Preliminary hearings for the Virginia Beach-based Navy SEAL Team 6 sailors and the Marines have been pushed to 2019. The Marines are. assigned to Marine Corps Special Operations Command based at Camp Lejeune, North Carolina.
Article 32 hearings, the military’s equivalent to a civilian preliminary hearing, were initially scheduled for Dec. 10 at Naval Station Norfolk in Virginia. The Navy did not say why the hearings were pushed back but indicated it expects to hear the case in March.
The U.S. Special Operations Command has been embedded in global conflict for nearly two decades. Congress is calling for a Defense Department review of the entire organization, to include the state of its professionalism and ethics programs. The most recent National Defense Authorization Act points to “growing congressional concern with misconduct, ethics and professionalism.”
“That review is ongoing right now,” a defense official told Army Times.
Senior leaders in the Army have also taken notice. “Recent incidents in our formation have called our ethics and professionalism into question and threaten to undermine the trust bestowed on us by the American people and our senior leadership,” said the commander of Fort Bragg’s Army Special Operations Command, Lt. Gen. Francis Beaudette, in a memo to the force.
“If we fail to meet the high standards expected of us, we fail in our duty to the nation,” he wrote. Blockbuster stories like murder and corruption abroad have gotten significant press attention, but there are= also stories of individual misconduct in operators’ personal lives.
Just this year, Army Special Forces soldiers have been charged with an attempt to smuggle cocaine back from Colombia, the murder of an estranged wife, the sexual assault of a family friend and the rape of two young girls.
None of those cases came out of Fort Bragg. The National Defense Authorization Act directs the Secretary of Defense to study ethical standards for SOCOM and its component commands.
There is also a positive side of special ops. Two Army Special Operations soldiers claimed the titles of Army Soldier of the Year and Noncommissioned Officer of the Year. Twenty-two of the Army’s top soldiers gathered at Fort A.P. Hill, Virginia, to participate in the 2018 Best Warrior Competition. The competitors for the premier event represented 11 commands competing for top honors.
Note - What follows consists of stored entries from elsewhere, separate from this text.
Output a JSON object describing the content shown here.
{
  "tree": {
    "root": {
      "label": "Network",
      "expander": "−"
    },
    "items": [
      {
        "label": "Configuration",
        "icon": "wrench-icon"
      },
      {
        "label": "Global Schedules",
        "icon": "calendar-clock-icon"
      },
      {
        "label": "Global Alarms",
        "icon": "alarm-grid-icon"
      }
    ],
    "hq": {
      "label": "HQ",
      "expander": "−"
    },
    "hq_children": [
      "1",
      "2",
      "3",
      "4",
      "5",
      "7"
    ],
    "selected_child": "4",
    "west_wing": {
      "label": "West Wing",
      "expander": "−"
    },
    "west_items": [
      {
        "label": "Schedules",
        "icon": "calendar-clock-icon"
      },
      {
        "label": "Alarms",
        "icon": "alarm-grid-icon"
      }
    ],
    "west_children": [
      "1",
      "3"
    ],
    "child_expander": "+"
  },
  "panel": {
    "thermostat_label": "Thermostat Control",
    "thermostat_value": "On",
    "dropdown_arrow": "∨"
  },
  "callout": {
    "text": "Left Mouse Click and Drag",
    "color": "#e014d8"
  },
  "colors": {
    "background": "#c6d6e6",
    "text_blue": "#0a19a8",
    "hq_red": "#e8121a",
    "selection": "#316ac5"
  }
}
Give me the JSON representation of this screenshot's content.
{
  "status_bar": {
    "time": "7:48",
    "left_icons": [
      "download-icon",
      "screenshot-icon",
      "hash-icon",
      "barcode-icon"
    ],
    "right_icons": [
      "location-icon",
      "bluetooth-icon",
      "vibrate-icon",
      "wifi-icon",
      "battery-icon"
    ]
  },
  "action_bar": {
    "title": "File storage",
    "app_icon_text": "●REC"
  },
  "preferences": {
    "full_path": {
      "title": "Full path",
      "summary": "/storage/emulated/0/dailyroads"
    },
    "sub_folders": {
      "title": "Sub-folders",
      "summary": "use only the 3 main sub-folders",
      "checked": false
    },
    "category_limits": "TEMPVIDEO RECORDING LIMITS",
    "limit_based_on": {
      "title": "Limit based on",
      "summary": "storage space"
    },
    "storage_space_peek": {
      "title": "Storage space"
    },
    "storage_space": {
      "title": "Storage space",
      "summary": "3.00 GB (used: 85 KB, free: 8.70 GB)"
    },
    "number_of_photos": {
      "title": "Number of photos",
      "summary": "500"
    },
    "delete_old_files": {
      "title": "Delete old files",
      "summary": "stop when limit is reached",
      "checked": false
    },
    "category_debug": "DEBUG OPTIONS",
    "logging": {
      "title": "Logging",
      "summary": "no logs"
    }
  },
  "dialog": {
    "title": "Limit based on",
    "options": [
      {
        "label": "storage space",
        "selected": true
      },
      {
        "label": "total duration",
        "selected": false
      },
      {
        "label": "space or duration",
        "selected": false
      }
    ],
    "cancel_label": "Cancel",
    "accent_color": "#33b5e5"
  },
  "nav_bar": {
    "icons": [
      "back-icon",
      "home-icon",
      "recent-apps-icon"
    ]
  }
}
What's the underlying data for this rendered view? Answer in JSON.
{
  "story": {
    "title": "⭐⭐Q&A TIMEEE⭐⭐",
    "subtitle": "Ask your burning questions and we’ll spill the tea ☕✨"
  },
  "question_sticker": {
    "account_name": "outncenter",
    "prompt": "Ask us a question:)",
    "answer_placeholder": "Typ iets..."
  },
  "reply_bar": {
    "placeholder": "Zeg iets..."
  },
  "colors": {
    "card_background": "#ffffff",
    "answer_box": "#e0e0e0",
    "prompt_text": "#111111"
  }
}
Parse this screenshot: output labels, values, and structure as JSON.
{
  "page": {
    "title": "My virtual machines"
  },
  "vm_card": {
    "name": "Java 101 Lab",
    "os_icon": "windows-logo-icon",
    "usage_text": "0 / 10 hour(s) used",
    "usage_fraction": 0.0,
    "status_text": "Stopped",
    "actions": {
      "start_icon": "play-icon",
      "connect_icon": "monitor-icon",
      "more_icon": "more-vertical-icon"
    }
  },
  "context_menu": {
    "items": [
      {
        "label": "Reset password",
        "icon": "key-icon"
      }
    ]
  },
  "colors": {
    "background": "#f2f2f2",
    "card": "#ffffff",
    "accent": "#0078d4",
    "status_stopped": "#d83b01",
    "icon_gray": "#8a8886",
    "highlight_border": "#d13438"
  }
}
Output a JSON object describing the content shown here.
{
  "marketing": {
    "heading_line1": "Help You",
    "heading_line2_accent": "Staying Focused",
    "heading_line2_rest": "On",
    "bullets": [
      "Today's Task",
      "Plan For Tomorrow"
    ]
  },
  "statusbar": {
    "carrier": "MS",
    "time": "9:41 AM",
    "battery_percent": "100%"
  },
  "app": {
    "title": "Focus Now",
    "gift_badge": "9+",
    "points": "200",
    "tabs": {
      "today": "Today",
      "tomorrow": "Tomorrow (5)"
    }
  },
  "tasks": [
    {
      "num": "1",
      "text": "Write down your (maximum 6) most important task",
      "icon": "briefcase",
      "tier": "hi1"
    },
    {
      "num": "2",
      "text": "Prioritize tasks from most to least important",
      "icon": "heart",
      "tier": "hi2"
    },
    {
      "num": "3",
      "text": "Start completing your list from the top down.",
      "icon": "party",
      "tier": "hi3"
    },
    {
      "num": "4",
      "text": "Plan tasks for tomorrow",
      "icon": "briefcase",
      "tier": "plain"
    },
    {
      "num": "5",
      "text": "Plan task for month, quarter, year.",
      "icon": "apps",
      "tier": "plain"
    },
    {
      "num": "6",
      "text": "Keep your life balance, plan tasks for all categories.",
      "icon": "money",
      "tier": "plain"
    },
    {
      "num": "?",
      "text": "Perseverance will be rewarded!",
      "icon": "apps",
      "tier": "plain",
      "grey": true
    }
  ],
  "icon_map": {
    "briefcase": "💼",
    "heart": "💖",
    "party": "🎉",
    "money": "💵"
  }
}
Earning the title of U.S. Army Noncommissioned Officer of the Year, Sgt. 1st Class Sean Acosta, 34, is a Civil Affairs specialist assigned to the U.S. Army John F. Kennedy Special Warfare Center and School at Fort Bragg. A native of Florida, Acosta is an instructor in the Civil Affairs Qualification Course. He has been in the Army for 12 years.
Sgt. Matthew Hagensick, the Army’s Soldier of the Year, is a Ranger Team Leader, 3rd Battalion, 75th Ranger Regiment at Fort Benning, Georgia.